I’m looking around at my life collections, books, vinyl records, dvd/Blu-ray and Vhs tapes  ruined, 2 of them irreplaceable  my wedding and my son’s ultrasound tape. I just realized as I type that those were there. I had handled everything pretty well aside from a few emotional outbursts here and there. I remained positive for the most part until today. 

To catch anyone unaware up to speed, my car was totalled, my apartment had a foot worth of water damage the complex was going to repair and put me in a hotel until they were finished. On 10-21 I got word my lease was terminated on grounds that asbestos was discovered while they opened up the walls. The complex was going to extend my hotel stay to Nov 2nd. I had until then to find a new car and new home which I did, reluctantly. I missed my car terribly and I left alot behind in the apartment because I thought I was going back within a month. Not anymore, they began asbestos abatement and told me that they would save what they could and it could be 5 months before I could get anything left behind that was deemed “safe”. I left with a couple uniforms for work , my laptop, tv, a few electronics, and enough clothes to get me through a few weeks and shoes. Not much really. The only things I would have had to replace at that point would have been furniture. Not anymore thanks to asbestos. Until you are put in a position like this, you will never fully understand what this is like. I used to collect lighthouses, Minions, Nightmare Before Christmas items, movies, books, cds.

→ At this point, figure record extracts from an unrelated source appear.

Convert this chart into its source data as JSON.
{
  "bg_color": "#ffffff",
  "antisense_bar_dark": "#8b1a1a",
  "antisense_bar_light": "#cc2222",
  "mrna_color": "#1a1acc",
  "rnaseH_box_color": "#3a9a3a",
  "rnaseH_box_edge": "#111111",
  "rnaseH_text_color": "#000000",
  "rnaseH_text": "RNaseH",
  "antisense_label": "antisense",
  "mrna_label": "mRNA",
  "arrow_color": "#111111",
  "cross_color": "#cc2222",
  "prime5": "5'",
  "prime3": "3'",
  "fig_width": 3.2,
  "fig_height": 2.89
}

All of it, gone. I had a guitar and viola in one closet along with Rock band instruments for my Wii, a sewing machine,  a Donovan  McNabb Official Jersey, costumes for Halloween, my cap and gown from graduation, my wedding dress,  a formal gown, various dresses,  a multitude of jackets, and other clothes. I had a closet dedicated to work uniforms from both jobs. 4 yrs in my current position meant at least 20 uniform shirts alone. There were unofficial shirts we would wear for special occasions special ordered. My kids baby books, my 3 pairs of cowboy boots that I absolutely loved.. gone. This is not even half of it. I see photos and there are things I recognize that were left behind and I either get angry or I cry. I have had nightmares from the night of, and have also had a few anxiety attacks more recently when a memory comes back. I am NOT okay. 

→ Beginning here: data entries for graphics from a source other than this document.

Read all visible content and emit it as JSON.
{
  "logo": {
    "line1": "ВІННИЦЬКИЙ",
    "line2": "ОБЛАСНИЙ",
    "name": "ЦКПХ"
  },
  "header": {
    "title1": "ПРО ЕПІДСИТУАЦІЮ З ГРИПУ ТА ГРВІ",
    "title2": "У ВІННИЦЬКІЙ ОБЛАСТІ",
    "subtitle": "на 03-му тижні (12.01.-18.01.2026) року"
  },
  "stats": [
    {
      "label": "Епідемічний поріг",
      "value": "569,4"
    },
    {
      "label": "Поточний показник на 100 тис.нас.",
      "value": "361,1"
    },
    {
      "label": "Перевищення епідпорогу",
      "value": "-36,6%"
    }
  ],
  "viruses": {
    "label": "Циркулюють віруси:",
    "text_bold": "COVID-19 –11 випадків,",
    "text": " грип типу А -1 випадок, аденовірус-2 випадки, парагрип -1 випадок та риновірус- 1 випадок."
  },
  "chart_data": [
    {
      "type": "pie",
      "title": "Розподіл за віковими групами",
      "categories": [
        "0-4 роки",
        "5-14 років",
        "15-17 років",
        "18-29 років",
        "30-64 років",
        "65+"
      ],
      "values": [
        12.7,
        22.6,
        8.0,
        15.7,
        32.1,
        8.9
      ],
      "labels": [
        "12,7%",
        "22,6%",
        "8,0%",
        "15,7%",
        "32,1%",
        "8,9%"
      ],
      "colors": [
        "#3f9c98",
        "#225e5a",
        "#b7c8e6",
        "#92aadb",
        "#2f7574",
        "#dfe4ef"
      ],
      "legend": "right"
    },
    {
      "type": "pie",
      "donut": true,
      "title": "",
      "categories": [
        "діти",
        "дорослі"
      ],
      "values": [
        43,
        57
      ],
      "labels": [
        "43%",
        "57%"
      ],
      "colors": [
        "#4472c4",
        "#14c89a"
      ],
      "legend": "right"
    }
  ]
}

The tip of the iceberg hit today when I found out there were items to be claimed from my apartment but they were under a tarp outside in the fucking rain! I went over to check it out only to see the reality that a 4-5ft pile of shit wrapped in a tarp was all that remained of my 2 bedroom apartment and I couldn’t even really get into it in the rain. It wasn’t sheltered and it sat in the grass and mud. I felt sick. It was happening all over again. I had  a glimmer of hope that SOMETHING remained. I drove home and sobbed. I hate this and I wish no one would ever have to go through this. 

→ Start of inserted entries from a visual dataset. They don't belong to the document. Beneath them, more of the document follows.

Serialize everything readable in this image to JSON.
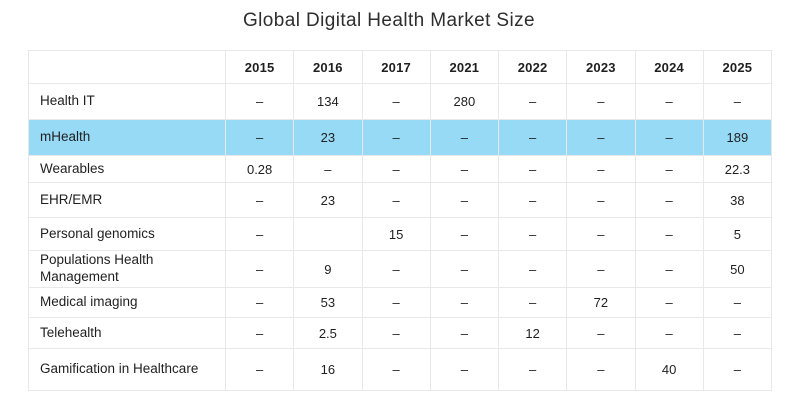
{
  "title": "Global Digital Health Market Size",
  "colors": {
    "highlight_row": "#97daf6",
    "grid_line": "#e8e8e8",
    "text": "#1f1f1f",
    "background": "#ffffff"
  },
  "table": {
    "corner_label": "",
    "columns": [
      "2015",
      "2016",
      "2017",
      "2021",
      "2022",
      "2023",
      "2024",
      "2025"
    ],
    "empty_marker": "–",
    "rows": [
      {
        "label": "Health IT",
        "highlight": false,
        "values": [
          "–",
          "134",
          "–",
          "280",
          "–",
          "–",
          "–",
          "–"
        ]
      },
      {
        "label": "mHealth",
        "highlight": true,
        "values": [
          "–",
          "23",
          "–",
          "–",
          "–",
          "–",
          "–",
          "189"
        ]
      },
      {
        "label": "Wearables",
        "highlight": false,
        "values": [
          "0.28",
          "–",
          "–",
          "–",
          "–",
          "–",
          "–",
          "22.3"
        ]
      },
      {
        "label": "EHR/EMR",
        "highlight": false,
        "values": [
          "–",
          "23",
          "–",
          "–",
          "–",
          "–",
          "–",
          "38"
        ]
      },
      {
        "label": "Personal genomics",
        "highlight": false,
        "values": [
          "–",
          "",
          "15",
          "–",
          "–",
          "–",
          "–",
          "5"
        ]
      },
      {
        "label": "Populations Health Management",
        "highlight": false,
        "values": [
          "–",
          "9",
          "–",
          "–",
          "–",
          "–",
          "–",
          "50"
        ]
      },
      {
        "label": "Medical imaging",
        "highlight": false,
        "values": [
          "–",
          "53",
          "–",
          "–",
          "–",
          "72",
          "–",
          "–"
        ]
      },
      {
        "label": "Telehealth",
        "highlight": false,
        "values": [
          "–",
          "2.5",
          "–",
          "–",
          "12",
          "–",
          "–",
          "–"
        ]
      },
      {
        "label": "Gamification in Healthcare",
        "highlight": false,
        "values": [
          "–",
          "16",
          "–",
          "–",
          "–",
          "–",
          "40",
          "–"
        ]
      }
    ]
  },
  "chart_data": {
    "type": "table",
    "title": "Global Digital Health Market Size",
    "categories": [
      "2015",
      "2016",
      "2017",
      "2021",
      "2022",
      "2023",
      "2024",
      "2025"
    ],
    "series": [
      {
        "name": "Health IT",
        "values": [
          null,
          134,
          null,
          280,
          null,
          null,
          null,
          null
        ]
      },
      {
        "name": "mHealth",
        "values": [
          null,
          23,
          null,
          null,
          null,
          null,
          null,
          189
        ]
      },
      {
        "name": "Wearables",
        "values": [
          0.28,
          null,
          null,
          null,
          null,
          null,
          null,
          22.3
        ]
      },
      {
        "name": "EHR/EMR",
        "values": [
          null,
          23,
          null,
          null,
          null,
          null,
          null,
          38
        ]
      },
      {
        "name": "Personal genomics",
        "values": [
          null,
          null,
          15,
          null,
          null,
          null,
          null,
          5
        ]
      },
      {
        "name": "Populations Health Management",
        "values": [
          null,
          9,
          null,
          null,
          null,
          null,
          null,
          50
        ]
      },
      {
        "name": "Medical imaging",
        "values": [
          null,
          53,
          null,
          null,
          null,
          72,
          null,
          null
        ]
      },
      {
        "name": "Telehealth",
        "values": [
          null,
          2.5,
          null,
          null,
          12,
          null,
          null,
          null
        ]
      },
      {
        "name": "Gamification in Healthcare",
        "values": [
          null,
          16,
          null,
          null,
          null,
          null,
          40,
          null
        ]
      }
    ],
    "highlighted_row": "mHealth",
    "legend_position": "none",
    "grid": true
  }
}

There will be someone that says… “Those things are THINGS and you survived, blah blah blah” I am well aware that things are replaceable and I do still believe that things happen for a reason but it doesn’t lessen the pain of the reality of now. I really do fear I will never get over this to the point where I have decided I won’t collect anything anymore. If I can’t eat it, drive it, use it for my kids, f*ck it, or enjoy it daily, I don’t want to waste my money on it. I am changed forever. I don’t view possessions the same way anymore. I don’t buy it if I don’t NEED it. Some will say that’s a good thing and others won’t agree but it is growth and I’ve learned a few very hard lessons in a short amount of time. I will continue to survive and get stronger each day. As much as I’d like to be, I am not done yet.